O yüzden sakın ola ki, ‘‘Madem ki sonu böyle gelecekti, neden kavga ettiler’’ diye düşünmeyin. Gerçi ekonomik program dahil memleketin acil sorunları haftalarca askıya alındı. Ama ‘‘Siyaset sanılan maskaralığın seyrine değdi’’ deyip geçelim bari...
* * *
MHP'nin önce ANAP'a, ardından DSP'ye karşı aniden keskinleşen tavrının analizini izninizle üç adımda yapalım:
Hükümetin düşük taban fiyatı gibi ekonomik kararları, Abdullah Öcalan'ın idamını en azından geciktirme politikası, Merve Kavakçı olayıyla birlikte başlayan türban karşıtı icraatı MHP tabanını, örgütünü çok rahatsız etti. MHP, hükümetin büyük ortağı olmanın keyfini çıkaramadı. Tabanıyla iktidar hevesi arasında sıkışan parti yönetimi biraz da kontrolü dışında patlak veren Yüce Divan krizine dört elle sarıldı.
Geçmiş dönemin yolsuzluk iddialarına cesaret ve hassasiyetle yaklaşma politikası zamanlama açısından da yanlış değildi.
Çünkü Ercan Kumcu'nun da son derece doğru olarak işaret ettiği gibi kamuoyunda, ‘‘İstikrar programının yükü bu kez de işçi, memur, köylüye düşüyor. Biz bu fedakárlığa katlanırken siyasiler de hiç değilse devleti soydurmasın’’ talebi giderek daha fazla taraftar kazanıyor.
Üstelik MHP, krizi ucu açık pazarlığa dönüştürmedi. İlk günden itibaren kamuoyuna biraz fazla sert de gelse tutarlı politika izledi, Meclis oylamasında başından itibaren beklendiği gibi oy kullandı.
* * *
Ancak bu tutarlı politika MHP'nin umduğu sonucu vermedi...
Nedenleri konusunda birkaç gözlemimiz var:
Türkbank gibi kuşku işaretleri taşıyan dosya dururken, liderin değil hükümetin siyasi-ekonomik tercihini gösteren bir dosyanın seçilmesi daha ilk adımda inandırıcılığı azalttı.
Her dosya sadece tek kişiye, rakip siyasi lidere endeksliydi.
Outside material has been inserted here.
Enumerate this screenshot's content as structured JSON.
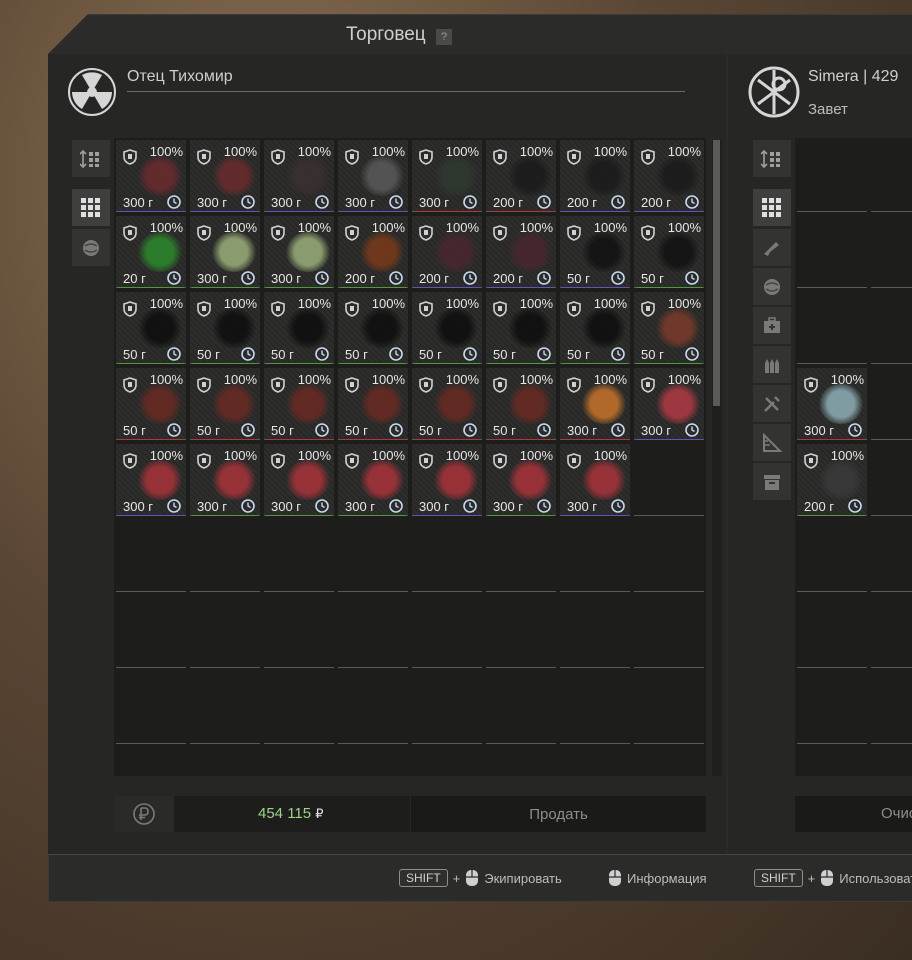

O yüzden yolsuzluk iddiasının mekanizması eksikti.
Örneğin, hiçbir dosyada, ‘‘.... bakanı ile .... isimli işadamı arasında, .... müsteşarlığının usulsüz uygulamasıyla .... kadar haksız kazanç yaratıldı’’ gibi açık seçik tespit yoktu.
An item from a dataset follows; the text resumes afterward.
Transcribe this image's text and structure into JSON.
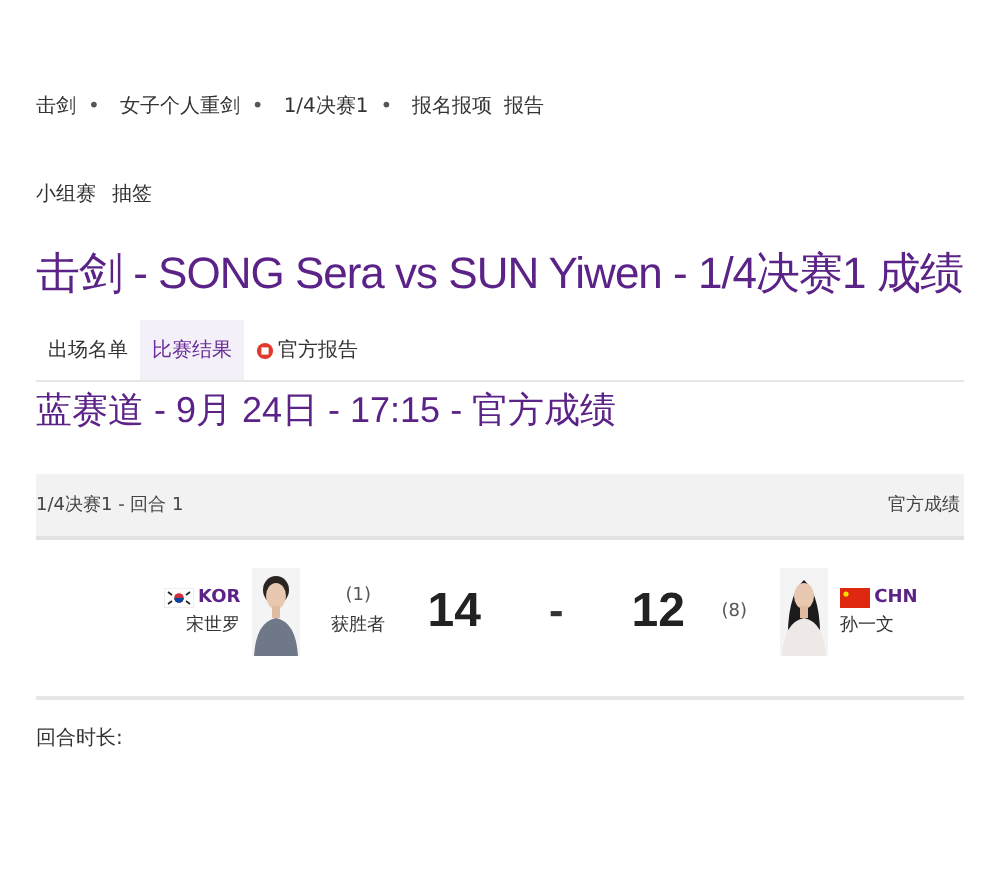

Oysa bu ülkede yaşayan herkes bilir ki, yolsuzluk üç başlı ejderha gibidir. Siyasetçi yerken, işadamı ile bürokrasi boş durmaz.
Zaten kimseye tek başına yedirmezler.
* * *
MHP'nin yolsuzluk gibi kamuoyunun yakından takip ettiği bir alanda sonuca ulaşamaması, yıllardır kulak tıkanan bir söylemin ne kadar haklı olduğunu kanıtlıyor: ‘‘Sağın muhalefeti sağ olamaz...’’
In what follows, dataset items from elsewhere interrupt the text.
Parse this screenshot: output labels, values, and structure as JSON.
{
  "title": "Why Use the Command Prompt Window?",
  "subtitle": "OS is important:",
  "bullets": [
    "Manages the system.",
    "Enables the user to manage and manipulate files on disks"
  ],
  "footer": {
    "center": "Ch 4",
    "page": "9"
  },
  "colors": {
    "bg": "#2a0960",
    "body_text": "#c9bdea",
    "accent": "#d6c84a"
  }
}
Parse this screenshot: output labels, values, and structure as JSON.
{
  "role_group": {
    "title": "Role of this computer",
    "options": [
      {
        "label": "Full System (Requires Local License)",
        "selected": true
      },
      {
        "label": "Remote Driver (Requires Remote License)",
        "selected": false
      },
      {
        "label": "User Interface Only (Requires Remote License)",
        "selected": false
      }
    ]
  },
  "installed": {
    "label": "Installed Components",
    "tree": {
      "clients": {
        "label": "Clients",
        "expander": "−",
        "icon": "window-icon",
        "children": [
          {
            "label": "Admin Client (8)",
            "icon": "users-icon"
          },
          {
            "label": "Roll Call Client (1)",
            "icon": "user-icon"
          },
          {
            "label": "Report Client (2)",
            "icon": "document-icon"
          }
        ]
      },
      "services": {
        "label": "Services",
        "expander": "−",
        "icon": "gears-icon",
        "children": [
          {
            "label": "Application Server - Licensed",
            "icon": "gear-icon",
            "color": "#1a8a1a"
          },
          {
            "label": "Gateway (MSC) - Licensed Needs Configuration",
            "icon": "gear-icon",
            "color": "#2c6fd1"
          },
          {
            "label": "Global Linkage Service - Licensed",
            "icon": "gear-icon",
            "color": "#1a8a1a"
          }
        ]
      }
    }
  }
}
İşadamı aynı, siyasetçisi aynı, bürokratı aynı...
Parti tabelası farklı diye kimse inanmıyor.
CHP'yi Meclis dışında bırakanlara selam olsun.
Dipnot: Önceki gün, Mehmet Ali Ağca'nın kardeşi Adnan Ağca'nın basın toplantısına ayırdığımız yazıyı, ‘‘Belki de iktidardaki eski arkadaşlarından yardım bekliyor, kim bilir’’ diye noktaladık.
Dünkü Yeni Şafak Gazetesi'nde konuyla ilgili olarak çıkan bir haberi yorumsuz aktarıyoruz: Mehmet Ali Ağca'nın kardeşi Adnan Ağca, Milliyetşi Hareket Partisi'nin kendilerine yardımcı olması gerektiğini söyledi. MHP'nin iktidar olmasının da bir avantaj olduğunu kaydeden kardeş Ağca, ‘‘Ağabeyimi sadece MHP değil, bütün milliyetçiler koruyacak’’ dedi.